I sat on the patio alone for another minute.
The ocean kept going. It always kept going.
I stood up.
***
Chapter 15
August
Nobody came to the market.
Not the guitar player. Not the cinnamon stall lady. Not Cliff, who had texted me at six in the morning to say his knees were bad and the rain was worse and he would see me next week. Not the tomato man two stalls down. Not the woman who sold handmade candles and always burned one at her booth so the whole market smelled like cedar and vanilla.
But I came.
I came because the rent was due in eleven days and I had flowers that wouldn’t last until next Saturday and I had nobody to call and sayI need help todaybecause I had never had that person and I was not going to start needing one now.
The rain was the kind that meant business. It hit the market awning like it had a personal grudge. The ground between the booths was already mud, soft and dark, pulling at my shoes every time I moved. I had sold three bouquets in four hours.

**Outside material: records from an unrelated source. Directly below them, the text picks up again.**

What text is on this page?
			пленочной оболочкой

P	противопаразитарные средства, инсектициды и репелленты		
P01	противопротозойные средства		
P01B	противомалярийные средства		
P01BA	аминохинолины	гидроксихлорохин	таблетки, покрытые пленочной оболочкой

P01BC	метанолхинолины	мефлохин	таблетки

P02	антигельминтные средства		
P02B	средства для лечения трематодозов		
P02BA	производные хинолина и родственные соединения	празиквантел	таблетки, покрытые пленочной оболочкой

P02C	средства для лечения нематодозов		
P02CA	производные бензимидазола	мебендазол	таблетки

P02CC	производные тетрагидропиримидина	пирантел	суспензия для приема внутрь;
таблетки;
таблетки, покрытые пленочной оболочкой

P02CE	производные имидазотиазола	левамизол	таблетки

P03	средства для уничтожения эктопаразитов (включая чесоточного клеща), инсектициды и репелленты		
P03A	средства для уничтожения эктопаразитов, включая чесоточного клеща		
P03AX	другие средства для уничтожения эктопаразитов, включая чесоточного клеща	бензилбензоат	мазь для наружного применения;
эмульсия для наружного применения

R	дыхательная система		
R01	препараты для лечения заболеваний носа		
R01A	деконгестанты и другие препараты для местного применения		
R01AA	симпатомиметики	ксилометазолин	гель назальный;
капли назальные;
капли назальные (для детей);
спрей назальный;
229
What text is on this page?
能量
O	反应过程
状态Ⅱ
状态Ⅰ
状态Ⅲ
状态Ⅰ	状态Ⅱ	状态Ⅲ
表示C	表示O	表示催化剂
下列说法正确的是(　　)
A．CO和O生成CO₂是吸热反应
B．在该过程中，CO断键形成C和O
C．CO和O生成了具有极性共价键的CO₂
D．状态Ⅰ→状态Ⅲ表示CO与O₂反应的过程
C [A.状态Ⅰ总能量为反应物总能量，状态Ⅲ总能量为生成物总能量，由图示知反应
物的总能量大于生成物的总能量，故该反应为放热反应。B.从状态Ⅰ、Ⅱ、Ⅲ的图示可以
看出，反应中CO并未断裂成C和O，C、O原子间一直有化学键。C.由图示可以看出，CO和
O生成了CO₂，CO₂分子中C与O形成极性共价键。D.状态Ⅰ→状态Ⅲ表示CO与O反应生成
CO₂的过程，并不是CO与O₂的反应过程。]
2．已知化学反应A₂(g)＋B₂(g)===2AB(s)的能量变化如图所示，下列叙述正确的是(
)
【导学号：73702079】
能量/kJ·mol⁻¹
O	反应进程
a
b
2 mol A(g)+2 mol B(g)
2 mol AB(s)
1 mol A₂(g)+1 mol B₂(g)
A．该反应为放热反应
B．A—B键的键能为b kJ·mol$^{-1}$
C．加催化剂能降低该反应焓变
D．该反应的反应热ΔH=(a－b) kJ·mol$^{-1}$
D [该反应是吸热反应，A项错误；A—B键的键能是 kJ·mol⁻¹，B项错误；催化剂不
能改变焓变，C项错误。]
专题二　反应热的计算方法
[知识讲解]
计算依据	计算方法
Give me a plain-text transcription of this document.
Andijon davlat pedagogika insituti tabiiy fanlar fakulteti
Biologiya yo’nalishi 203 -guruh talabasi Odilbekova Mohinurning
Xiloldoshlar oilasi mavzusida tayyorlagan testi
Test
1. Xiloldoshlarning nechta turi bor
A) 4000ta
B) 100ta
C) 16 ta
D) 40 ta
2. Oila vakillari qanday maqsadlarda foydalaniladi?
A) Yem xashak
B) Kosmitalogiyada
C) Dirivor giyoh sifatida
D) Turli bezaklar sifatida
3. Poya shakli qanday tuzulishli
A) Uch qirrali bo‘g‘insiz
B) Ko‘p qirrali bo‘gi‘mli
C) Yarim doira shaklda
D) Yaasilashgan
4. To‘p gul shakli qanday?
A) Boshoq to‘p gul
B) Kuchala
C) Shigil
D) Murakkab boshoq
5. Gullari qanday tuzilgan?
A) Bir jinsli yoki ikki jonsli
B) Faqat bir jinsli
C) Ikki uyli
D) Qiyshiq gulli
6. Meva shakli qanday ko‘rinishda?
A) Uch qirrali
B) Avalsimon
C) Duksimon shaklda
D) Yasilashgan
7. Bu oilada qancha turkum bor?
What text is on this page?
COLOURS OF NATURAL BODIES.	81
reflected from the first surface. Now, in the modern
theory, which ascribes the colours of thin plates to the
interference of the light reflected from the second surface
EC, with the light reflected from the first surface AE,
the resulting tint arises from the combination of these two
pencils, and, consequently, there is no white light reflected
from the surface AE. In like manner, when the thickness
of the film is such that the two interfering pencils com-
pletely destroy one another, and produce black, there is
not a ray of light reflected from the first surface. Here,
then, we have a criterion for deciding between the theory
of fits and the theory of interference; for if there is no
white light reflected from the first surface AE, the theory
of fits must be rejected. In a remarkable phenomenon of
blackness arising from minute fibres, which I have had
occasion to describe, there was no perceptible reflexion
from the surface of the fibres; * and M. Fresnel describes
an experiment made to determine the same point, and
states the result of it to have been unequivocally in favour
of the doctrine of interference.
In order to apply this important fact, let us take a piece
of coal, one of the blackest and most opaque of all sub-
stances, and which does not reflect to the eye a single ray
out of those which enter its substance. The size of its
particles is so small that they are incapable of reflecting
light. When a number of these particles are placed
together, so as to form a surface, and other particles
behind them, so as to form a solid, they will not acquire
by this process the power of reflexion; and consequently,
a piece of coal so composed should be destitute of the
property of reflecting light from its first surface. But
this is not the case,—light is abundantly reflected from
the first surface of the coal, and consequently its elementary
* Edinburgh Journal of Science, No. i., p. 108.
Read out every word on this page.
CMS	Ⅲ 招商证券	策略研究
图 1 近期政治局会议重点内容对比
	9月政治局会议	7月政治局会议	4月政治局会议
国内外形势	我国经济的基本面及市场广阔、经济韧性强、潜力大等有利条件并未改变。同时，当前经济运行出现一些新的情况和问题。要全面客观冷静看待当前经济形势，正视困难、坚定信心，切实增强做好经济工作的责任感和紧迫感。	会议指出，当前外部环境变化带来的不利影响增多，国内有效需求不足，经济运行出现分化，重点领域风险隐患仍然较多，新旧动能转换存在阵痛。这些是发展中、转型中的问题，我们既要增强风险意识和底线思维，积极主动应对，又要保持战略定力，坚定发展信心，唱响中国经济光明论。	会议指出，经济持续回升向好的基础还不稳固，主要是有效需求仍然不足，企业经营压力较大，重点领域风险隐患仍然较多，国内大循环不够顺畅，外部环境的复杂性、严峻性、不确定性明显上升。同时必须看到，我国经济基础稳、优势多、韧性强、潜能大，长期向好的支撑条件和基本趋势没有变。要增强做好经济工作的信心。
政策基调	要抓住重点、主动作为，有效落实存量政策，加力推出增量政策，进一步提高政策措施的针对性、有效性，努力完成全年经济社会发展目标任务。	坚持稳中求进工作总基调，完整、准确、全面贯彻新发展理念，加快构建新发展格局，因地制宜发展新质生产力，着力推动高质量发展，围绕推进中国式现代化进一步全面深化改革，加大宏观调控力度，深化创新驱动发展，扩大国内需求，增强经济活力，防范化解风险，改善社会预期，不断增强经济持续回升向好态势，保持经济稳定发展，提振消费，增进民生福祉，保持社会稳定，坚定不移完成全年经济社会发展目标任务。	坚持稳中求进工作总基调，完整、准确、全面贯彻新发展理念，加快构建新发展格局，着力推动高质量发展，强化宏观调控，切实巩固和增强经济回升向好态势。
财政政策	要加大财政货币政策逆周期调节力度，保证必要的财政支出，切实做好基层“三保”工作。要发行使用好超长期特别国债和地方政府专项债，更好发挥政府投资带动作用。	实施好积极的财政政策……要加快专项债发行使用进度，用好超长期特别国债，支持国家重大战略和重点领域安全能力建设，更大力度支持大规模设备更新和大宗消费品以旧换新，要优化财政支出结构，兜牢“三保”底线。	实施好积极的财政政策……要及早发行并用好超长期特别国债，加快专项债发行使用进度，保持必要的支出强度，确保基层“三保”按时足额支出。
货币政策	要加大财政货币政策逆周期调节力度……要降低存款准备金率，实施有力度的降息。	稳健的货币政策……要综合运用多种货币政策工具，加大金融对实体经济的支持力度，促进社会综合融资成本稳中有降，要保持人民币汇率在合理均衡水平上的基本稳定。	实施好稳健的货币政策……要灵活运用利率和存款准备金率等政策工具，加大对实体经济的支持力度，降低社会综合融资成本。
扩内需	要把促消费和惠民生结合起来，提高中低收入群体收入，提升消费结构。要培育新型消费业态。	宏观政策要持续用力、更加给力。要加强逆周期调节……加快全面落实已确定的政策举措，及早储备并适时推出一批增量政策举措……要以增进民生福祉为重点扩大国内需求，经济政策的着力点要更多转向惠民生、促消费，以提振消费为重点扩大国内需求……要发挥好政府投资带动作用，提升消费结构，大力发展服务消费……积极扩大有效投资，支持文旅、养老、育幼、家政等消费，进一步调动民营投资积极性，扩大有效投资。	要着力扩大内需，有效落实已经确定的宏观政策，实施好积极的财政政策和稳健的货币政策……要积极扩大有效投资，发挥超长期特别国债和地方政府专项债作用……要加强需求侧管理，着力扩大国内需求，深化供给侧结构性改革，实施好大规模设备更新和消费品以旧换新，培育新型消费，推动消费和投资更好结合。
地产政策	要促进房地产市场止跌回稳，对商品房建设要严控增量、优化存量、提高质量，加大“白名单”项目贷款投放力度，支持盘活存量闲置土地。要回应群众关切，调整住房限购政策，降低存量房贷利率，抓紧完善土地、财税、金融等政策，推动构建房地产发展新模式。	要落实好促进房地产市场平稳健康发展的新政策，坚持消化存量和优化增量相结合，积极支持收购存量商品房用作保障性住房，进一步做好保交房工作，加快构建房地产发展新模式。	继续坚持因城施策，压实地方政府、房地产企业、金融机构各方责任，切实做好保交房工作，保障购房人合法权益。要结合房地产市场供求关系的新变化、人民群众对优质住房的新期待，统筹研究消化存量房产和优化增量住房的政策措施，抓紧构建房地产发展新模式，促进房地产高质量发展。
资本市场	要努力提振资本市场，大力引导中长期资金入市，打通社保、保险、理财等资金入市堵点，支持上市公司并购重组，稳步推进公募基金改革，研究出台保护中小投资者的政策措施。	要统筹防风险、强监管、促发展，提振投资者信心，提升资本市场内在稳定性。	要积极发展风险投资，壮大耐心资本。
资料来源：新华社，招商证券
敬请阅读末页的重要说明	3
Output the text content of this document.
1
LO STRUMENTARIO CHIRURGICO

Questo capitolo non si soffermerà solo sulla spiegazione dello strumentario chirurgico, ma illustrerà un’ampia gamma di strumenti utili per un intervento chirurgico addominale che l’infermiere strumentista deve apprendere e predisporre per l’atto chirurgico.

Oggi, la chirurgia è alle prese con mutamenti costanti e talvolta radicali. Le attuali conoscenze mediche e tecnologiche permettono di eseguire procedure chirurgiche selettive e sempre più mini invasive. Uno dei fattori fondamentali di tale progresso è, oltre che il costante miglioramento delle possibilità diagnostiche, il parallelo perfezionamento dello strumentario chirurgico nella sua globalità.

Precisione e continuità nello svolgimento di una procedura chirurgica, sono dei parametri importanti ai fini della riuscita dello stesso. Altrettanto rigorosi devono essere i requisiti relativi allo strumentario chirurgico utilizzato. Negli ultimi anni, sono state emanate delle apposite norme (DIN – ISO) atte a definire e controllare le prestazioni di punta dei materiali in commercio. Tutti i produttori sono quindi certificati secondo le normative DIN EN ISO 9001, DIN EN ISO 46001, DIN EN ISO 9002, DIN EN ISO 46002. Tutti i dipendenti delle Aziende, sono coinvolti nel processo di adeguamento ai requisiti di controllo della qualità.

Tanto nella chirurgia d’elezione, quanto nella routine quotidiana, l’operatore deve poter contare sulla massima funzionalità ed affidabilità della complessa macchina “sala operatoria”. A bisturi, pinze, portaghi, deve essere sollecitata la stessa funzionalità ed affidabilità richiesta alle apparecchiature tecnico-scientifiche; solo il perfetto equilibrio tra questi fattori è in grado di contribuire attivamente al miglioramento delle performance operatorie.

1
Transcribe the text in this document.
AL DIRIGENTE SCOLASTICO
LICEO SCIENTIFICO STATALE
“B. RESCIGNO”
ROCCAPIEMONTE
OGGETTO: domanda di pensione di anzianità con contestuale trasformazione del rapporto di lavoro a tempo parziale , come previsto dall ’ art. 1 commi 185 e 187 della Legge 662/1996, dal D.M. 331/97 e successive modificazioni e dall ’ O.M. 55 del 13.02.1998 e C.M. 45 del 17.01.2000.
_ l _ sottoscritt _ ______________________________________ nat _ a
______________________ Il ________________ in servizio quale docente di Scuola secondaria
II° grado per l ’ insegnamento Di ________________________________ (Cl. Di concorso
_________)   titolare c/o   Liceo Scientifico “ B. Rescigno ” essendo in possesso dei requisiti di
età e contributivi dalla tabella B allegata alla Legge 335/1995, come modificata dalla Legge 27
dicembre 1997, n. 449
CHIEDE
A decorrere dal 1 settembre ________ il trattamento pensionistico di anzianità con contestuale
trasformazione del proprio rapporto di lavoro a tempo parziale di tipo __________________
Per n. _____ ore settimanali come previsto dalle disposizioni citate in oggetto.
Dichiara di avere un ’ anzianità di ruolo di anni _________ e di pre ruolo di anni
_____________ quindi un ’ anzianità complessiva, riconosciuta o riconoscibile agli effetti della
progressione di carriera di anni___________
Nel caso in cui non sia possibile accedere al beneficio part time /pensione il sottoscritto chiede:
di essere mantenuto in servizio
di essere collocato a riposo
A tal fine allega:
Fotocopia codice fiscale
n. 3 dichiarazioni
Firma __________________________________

Three. One to a woman who had sprinted in from the car park and grabbed the nearest thing. Two to a man who bought them as an apology — I could tell from the way he looked at them, as if he was doing a poor girl a favor.
By the time I realized there would be no more customers, I was soaking wet, and my flower buckets were full with rainwater.
I started carrying the buckets back to Gerald.
They were heavy. They were always heavy but today they were heavier, the water in the bottom adding to the weight of the stems, and I was tired, and my arms hurt, and I had not slept properly in two days, and every bucket felt like it weighed twice what it should.
I thought about the money.
All these flowers. All these stems I had bought from the supplier on Tuesday morning, before I’d known what kind of day it was going to be, before the rain had decided to become this specific kind of rain. I had spent money I didn’t have on flowers nobody had bought. I would carry all of them back to Gerald and drive to the children’s ward and donate the whole lot because I would not let them go to waste, I would never let good flowers go to waste, but the money was gone and it wasn’t coming back. The rent was in eleven days.
I was almost at the van when my foot found the wrong piece of ground.
The mud gave way. My left foot slid. I grabbed for the bucket handle with both hands but it tipped wrong and then everything tipped — the bucket, the stems, me — and I went down hard on both knees and the buckets hit the ground. The flowers went everywhere.
All of them.
Peonies and dahlias and sunflowers and the last of the loose stems, all of them in the mud, petals pressing into the wet ground, stems bent at wrong angles.
I knelt in the mud and looked at all of it.
Something snapped in me. I gritted my teeth.
A full, raw scream came out of me, directed at nobody, at the rain, at the sky, at every decision I had ever made that had led to this moment of kneeling in the mud with ruined flowers in the rain at a farmer’s market with no customers. I screamed until my throat hurt.
Then I stopped.
I started picking up the flowers.
I picked up a peony and looked at the mud on the petals and I started scrubbing it. With my thumb, with the hem of my apron, with my wet hands — scrubbing the mud off the petals like I could undo it, like I could make it not have happened, like I was strong enough to just fix it by trying hard enough.
The petals came off instead.
One, then another, then another, pulling away from the center with the pressure of my hands and dropping back into the mud. I kept going anyway because stopping felt worse. The stem was bare in under a minute. Just a stem. Just a stick. Just what was left of something I had bought and carried and tended and lost all in one morning.
I held it.
I put my face in my arms and I cried.